Donc c’est « à titre individuel je choisis de manger moins de viande que l’année dernière ».
26.19 : On est à 1/4 des français flexitariens, comme d’ailleurs dans tous les pays. C’est un choix conscient. Au delà des considérations environnementales, il y a aussi la tendance « one health ». Une santé pour tous (soi-même, l’animal, la planète, …).
27.27 : La viande fait partie de leviers pour agir au même titre que la mobilité douce (vélo). Quand on est citoyen il est difficile d’agir sur tout. On ne peut pas vivre comme un ermite. Dans l’évolution de la consommation de viande il y a un facteur très fort qui est qu’à partir d’un certain âge on en mange moins. Donc on est flexitarien mais sans le savoir. A partir de 50 ans, une fois que les enfants sont partis du foyer, il y a une croyance qui dit que quand on vieilli on a moins besoin de protéines alors que c’est complètement l’inverse. Et il est vrai qu’on a aussi des difficultés pour en manger. Mais ce n’est pas une volonté réelle.
28.50
La première motivation à la baisse de consommation de viande et ce dans tous les pays : être en bonne santé.
Ensuite arrivent les raisons du bien être animal.
Ensuite les raisons d’environnement (35%).
30.54 : Est-ce que les médias « préparent » l’opinion à la consommation d’alternatives à la viande (viande in-vitro ; substituts végétaux ; insectes) ? Est-ce que l’on peut faire pivoter considérablement des consommations ?
Sur des produits qui sont totalement inconnus au répertoire alimentaire d’un pays c’est très très très compliqué de faire changer les choses. Les insectes, avant qu’on en consomme, c’est rédhibitoire. Cela n’a jamais fait partie du répertoire de nos parents, de nos arrières grands parents donc on a une résistance très forte par rapport à ça. Les acteurs qui en font savent très bien qu’il faudra au moins 10 ans pour arriver à faire consommer ces produits-là et ce sera d’abord intégré dans l’alimentation animale plutôt que dans l’alimentation humaine. Ces solutions-là sont proposées parce qu’à force de diminuer la quantité de protéines (réduction de la consommation de produits carnés) certaines populations n’en consommeront peut être pas assez. Mais aujourd’hui il n’y a pas de question. Sauf chez les plus âgés qui ne consomment pas assez de protéines, on en consomme suffisamment par rapport aux recommandations. Ces offres sont là pour remplacer à un moment les protéines animales. La viande in-vitro est présentée sous forme de steak pour que ce soit plus facilement acceptable par le consommateur. Parce que dans une vie quand on a adopté des goûts, des préférences alimentaires on ne peut pas modifier considérablement tout ce qu’on mange. Il faut du temps. Pour changer, il faut des ruptures comme ce qui s’est passé pendant le covid. Quand on a des ruptures dans sa vie (en ce moment il y a beaucoup de bifurcations de vie), on peut changer. Mais globalement les grands changements ne se font que par l’arrivée des nouvelles générations qui mangent différemment. Donc ceux-là pourront se mettre à les consommer quand ils auront 20 ans et que l’offre sera en place. Donc on voit bien que ce n’est pas un même individu qui avait un mode de consommation pendant des dizaines d’années et qui se mettrait soudainement à le diminuer puis à le remplacer par autre chose. Ce n’est pas comme cela que ça se passe.

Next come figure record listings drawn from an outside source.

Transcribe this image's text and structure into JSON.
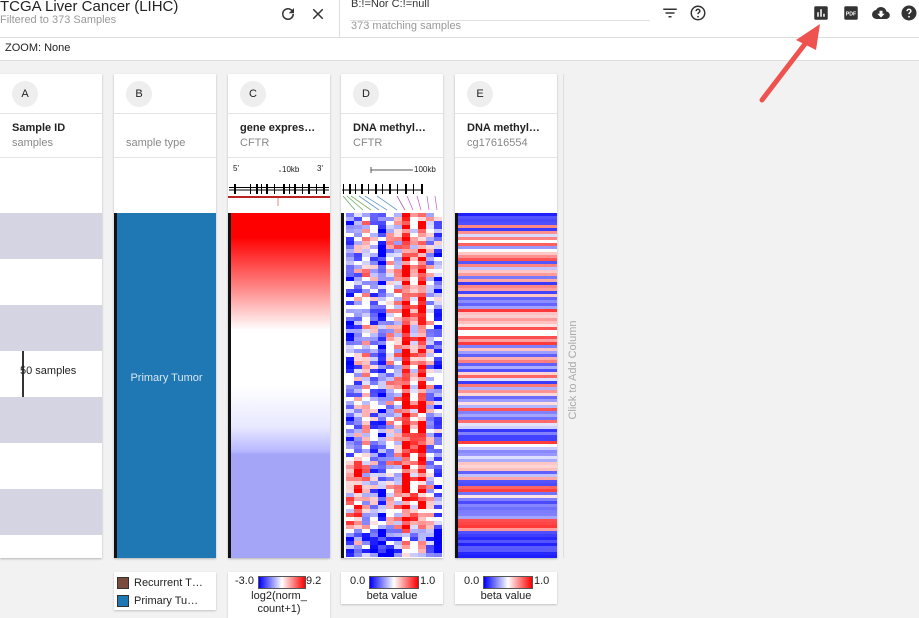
{
  "header": {
    "title": "TCGA Liver Cancer (LIHC)",
    "subtitle": "Filtered to 373 Samples",
    "search_query": "B:!=Nor C:!=null",
    "match_count": "373 matching samples"
  },
  "zoom": {
    "label": "ZOOM: None"
  },
  "columns": [
    {
      "id": "A",
      "name": "Sample ID",
      "subtitle": "samples"
    },
    {
      "id": "B",
      "name": "",
      "subtitle": "sample type"
    },
    {
      "id": "C",
      "name": "gene expres…",
      "subtitle": "CFTR",
      "scale_label": "10kb",
      "five_prime": "5'",
      "three_prime": "3'"
    },
    {
      "id": "D",
      "name": "DNA methyl…",
      "subtitle": "CFTR",
      "scale_label": "100kb"
    },
    {
      "id": "E",
      "name": "DNA methyl…",
      "subtitle": "cg17616554"
    }
  ],
  "samples_label": "50 samples",
  "primary_tumor_label": "Primary Tumor",
  "add_column": "Click to Add Column",
  "legends": {
    "sample_type": [
      {
        "label": "Recurrent T…",
        "color": "#7a4a3e"
      },
      {
        "label": "Primary Tu…",
        "color": "#1f77b4"
      }
    ],
    "expression": {
      "min": "-3.0",
      "max": "9.2",
      "unit_line1": "log2(norm_",
      "unit_line2": "count+1)"
    },
    "methylation_d": {
      "min": "0.0",
      "max": "1.0",
      "unit": "beta value"
    },
    "methylation_e": {
      "min": "0.0",
      "max": "1.0",
      "unit": "beta value"
    }
  },
  "colors": {
    "primary_tumor": "#1f77b4",
    "low": "#0000ff",
    "high": "#ff0000",
    "accent_arrow": "#ef5350",
    "band": "#d4d4e2"
  }
}
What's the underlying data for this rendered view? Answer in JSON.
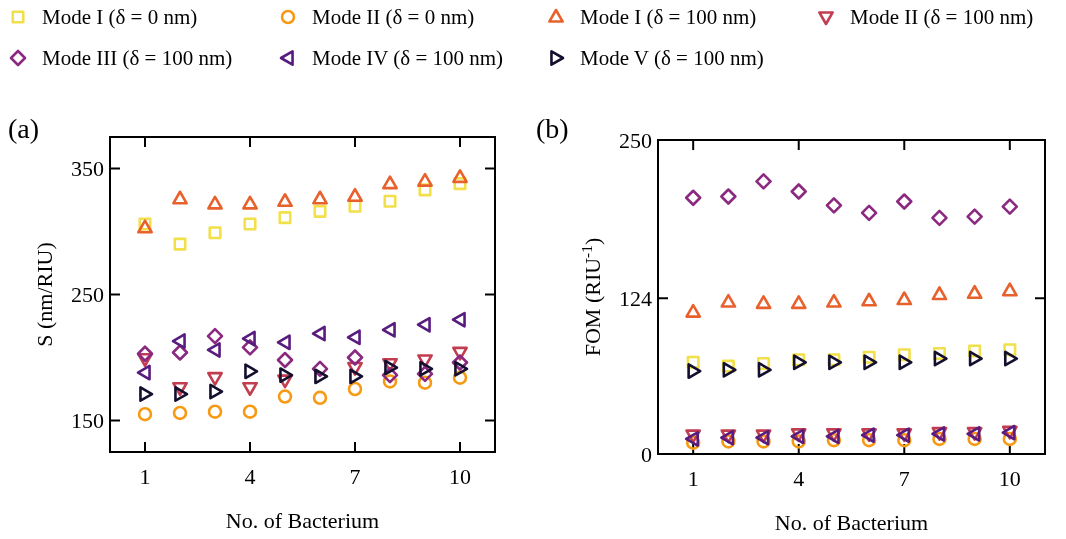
{
  "chart_data": [
    {
      "type": "scatter",
      "title": "(a)",
      "xlabel": "No. of Bacterium",
      "ylabel": "S (nm/RIU)",
      "x": [
        1,
        2,
        3,
        4,
        5,
        6,
        7,
        8,
        9,
        10
      ],
      "xlim": [
        0,
        11
      ],
      "xticks": [
        1,
        4,
        7,
        10
      ],
      "ylim": [
        125,
        375
      ],
      "yticks": [
        150,
        250,
        350
      ],
      "grid": false,
      "legend": "top",
      "series": [
        {
          "name": "Mode I (δ = 0 nm)",
          "color": "#f2e04a",
          "marker": "square",
          "values": [
            306,
            290,
            299,
            306,
            311,
            316,
            320,
            324,
            333,
            338
          ]
        },
        {
          "name": "Mode II (δ = 0 nm)",
          "color": "#f79a13",
          "marker": "circle",
          "values": [
            155,
            156,
            157,
            157,
            169,
            168,
            175,
            181,
            180,
            184
          ]
        },
        {
          "name": "Mode I (δ = 100 nm)",
          "color": "#e8612c",
          "marker": "triangle",
          "values": [
            303,
            326,
            322,
            322,
            324,
            326,
            328,
            338,
            340,
            343
          ]
        },
        {
          "name": "Mode II (δ = 100 nm)",
          "color": "#c23d50",
          "marker": "triangle-down",
          "values": [
            199,
            176,
            184,
            176,
            182,
            null,
            192,
            195,
            198,
            204
          ]
        },
        {
          "name": "Mode III (δ = 100 nm)",
          "color": "#8b2981",
          "marker": "diamond",
          "values": [
            203,
            204,
            217,
            208,
            198,
            191,
            200,
            186,
            187,
            196
          ]
        },
        {
          "name": "Mode IV (δ = 100 nm)",
          "color": "#581c7f",
          "marker": "triangle-left",
          "values": [
            188,
            213,
            206,
            215,
            212,
            219,
            216,
            222,
            226,
            230
          ]
        },
        {
          "name": "Mode V (δ = 100 nm)",
          "color": "#140f2e",
          "marker": "triangle-right",
          "values": [
            171,
            171,
            173,
            189,
            186,
            185,
            185,
            192,
            191,
            191
          ]
        }
      ]
    },
    {
      "type": "scatter",
      "title": "(b)",
      "xlabel": "No. of Bacterium",
      "ylabel": "FOM (RIU$^{-1}$)",
      "x": [
        1,
        2,
        3,
        4,
        5,
        6,
        7,
        8,
        9,
        10
      ],
      "xlim": [
        0,
        11
      ],
      "xticks": [
        1,
        4,
        7,
        10
      ],
      "ylim": [
        0,
        250
      ],
      "yticks": [
        0,
        124,
        250
      ],
      "grid": false,
      "series": [
        {
          "color": "#f2e04a",
          "marker": "square",
          "values": [
            73,
            70,
            72,
            75,
            75,
            77,
            79,
            80,
            82,
            83
          ]
        },
        {
          "color": "#f79a13",
          "marker": "circle",
          "values": [
            9,
            10,
            10,
            10,
            11,
            11,
            11,
            12,
            12,
            12
          ]
        },
        {
          "color": "#e8612c",
          "marker": "triangle",
          "values": [
            113,
            121,
            120,
            120,
            121,
            122,
            123,
            127,
            128,
            130
          ]
        },
        {
          "color": "#c23d50",
          "marker": "triangle-down",
          "values": [
            15,
            15,
            15,
            16,
            16,
            16,
            16,
            17,
            17,
            18
          ]
        },
        {
          "color": "#8b2981",
          "marker": "diamond",
          "values": [
            204,
            205,
            217,
            209,
            198,
            192,
            201,
            188,
            189,
            197
          ]
        },
        {
          "color": "#581c7f",
          "marker": "triangle-left",
          "values": [
            12,
            13,
            13,
            14,
            14,
            15,
            15,
            16,
            16,
            17
          ]
        },
        {
          "color": "#140f2e",
          "marker": "triangle-right",
          "values": [
            66,
            67,
            67,
            73,
            73,
            73,
            73,
            76,
            76,
            76
          ]
        }
      ]
    }
  ]
}
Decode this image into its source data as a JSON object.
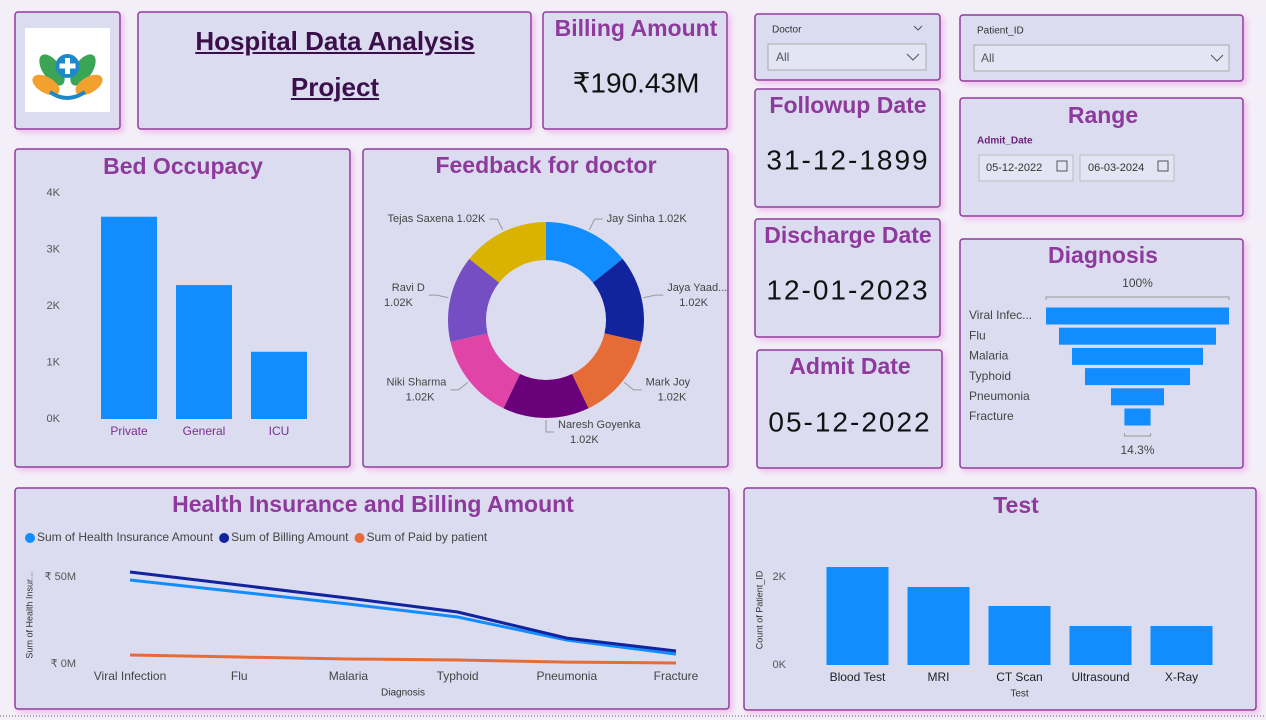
{
  "header": {
    "title": "Hospital Data Analysis Project"
  },
  "cards": [
    {
      "label": "Billing Amount",
      "value": "₹190.43M"
    },
    {
      "label": "Followup Date",
      "value": "31-12-1899"
    },
    {
      "label": "Discharge Date",
      "value": "12-01-2023"
    },
    {
      "label": "Admit Date",
      "value": "05-12-2022"
    }
  ],
  "slicers": [
    {
      "label": "Doctor",
      "value": "All"
    },
    {
      "label": "Patient_ID",
      "value": "All"
    }
  ],
  "range": {
    "title": "Range",
    "field": "Admit_Date",
    "start": "05-12-2022",
    "end": "06-03-2024"
  },
  "chart_data": [
    {
      "type": "bar",
      "title": "Bed Occupacy",
      "categories": [
        "Private",
        "General",
        "ICU"
      ],
      "values": [
        3580,
        2370,
        1190
      ],
      "color": "#118dff",
      "ylim": [
        0,
        4000
      ],
      "yticks": [
        {
          "value": 0,
          "label": "0K"
        },
        {
          "value": 1000,
          "label": "1K"
        },
        {
          "value": 2000,
          "label": "2K"
        },
        {
          "value": 3000,
          "label": "3K"
        },
        {
          "value": 4000,
          "label": "4K"
        }
      ],
      "grid": false
    },
    {
      "type": "pie",
      "title": "Feedback for doctor",
      "categories": [
        "Jay Sinha",
        "Jaya Yaad...",
        "Mark Joy",
        "Naresh Goyenka",
        "Niki Sharma",
        "Ravi D",
        "Tejas Saxena"
      ],
      "values": [
        1020,
        1020,
        1020,
        1020,
        1020,
        1020,
        1020
      ],
      "value_labels": [
        "1.02K",
        "1.02K",
        "1.02K",
        "1.02K",
        "1.02K",
        "1.02K",
        "1.02K"
      ],
      "colors": [
        "#118dff",
        "#12239e",
        "#e66c37",
        "#6b007b",
        "#e044a7",
        "#744ec2",
        "#d9b300"
      ]
    },
    {
      "type": "funnel",
      "title": "Diagnosis",
      "categories": [
        "Viral Infec...",
        "Flu",
        "Malaria",
        "Typhoid",
        "Pneumonia",
        "Fracture"
      ],
      "values": [
        100,
        85.8,
        71.6,
        57.4,
        29,
        14.3
      ],
      "value_labels": [
        "100%",
        null,
        null,
        null,
        null,
        "14.3%"
      ],
      "color": "#118dff"
    },
    {
      "type": "line",
      "title": "Health Insurance and Billing Amount",
      "categories": [
        "Viral Infection",
        "Flu",
        "Malaria",
        "Typhoid",
        "Pneumonia",
        "Fracture"
      ],
      "series": [
        {
          "name": "Sum of Health Insurance Amount",
          "color": "#118dff",
          "values": [
            48.3,
            41.4,
            34.5,
            27.0,
            13.8,
            5.7
          ]
        },
        {
          "name": "Sum of Billing Amount",
          "color": "#12239e",
          "values": [
            52.9,
            45.4,
            37.9,
            29.9,
            14.9,
            7.5
          ]
        },
        {
          "name": "Sum of Paid by patient",
          "color": "#e66c37",
          "values": [
            5.2,
            4.0,
            2.9,
            2.3,
            1.1,
            0.6
          ]
        }
      ],
      "ylim": [
        0,
        56
      ],
      "yticks": [
        {
          "value": 0,
          "label": "₹ 0M"
        },
        {
          "value": 50,
          "label": "₹ 50M"
        }
      ],
      "ylabel": "Sum of Health Insur...",
      "xlabel": "Diagnosis",
      "grid": false
    },
    {
      "type": "bar",
      "title": "Test",
      "categories": [
        "Blood Test",
        "MRI",
        "CT Scan",
        "Ultrasound",
        "X-Ray"
      ],
      "values": [
        2227,
        1773,
        1341,
        886,
        886
      ],
      "color": "#118dff",
      "ylim": [
        0,
        2500
      ],
      "yticks": [
        {
          "value": 0,
          "label": "0K"
        },
        {
          "value": 2000,
          "label": "2K"
        }
      ],
      "ylabel": "Count of Patient_ID",
      "xlabel": "Test",
      "grid": false
    }
  ]
}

35.10 : Les français sont très réticents à manger des choses totalement chimiques, complètement inventées par l’humain. Parce qu’ils ont cet idéal d’une nature bonne. Ce qui augment aujourd’hui c’est la consommation de jus végétaux et de légumineuses. On a remis dans notre répertoire alimentaire des produits qu’on consommait il y a 40-50 ans. Cet ancien plat du pauvre est repris par les plus aisés.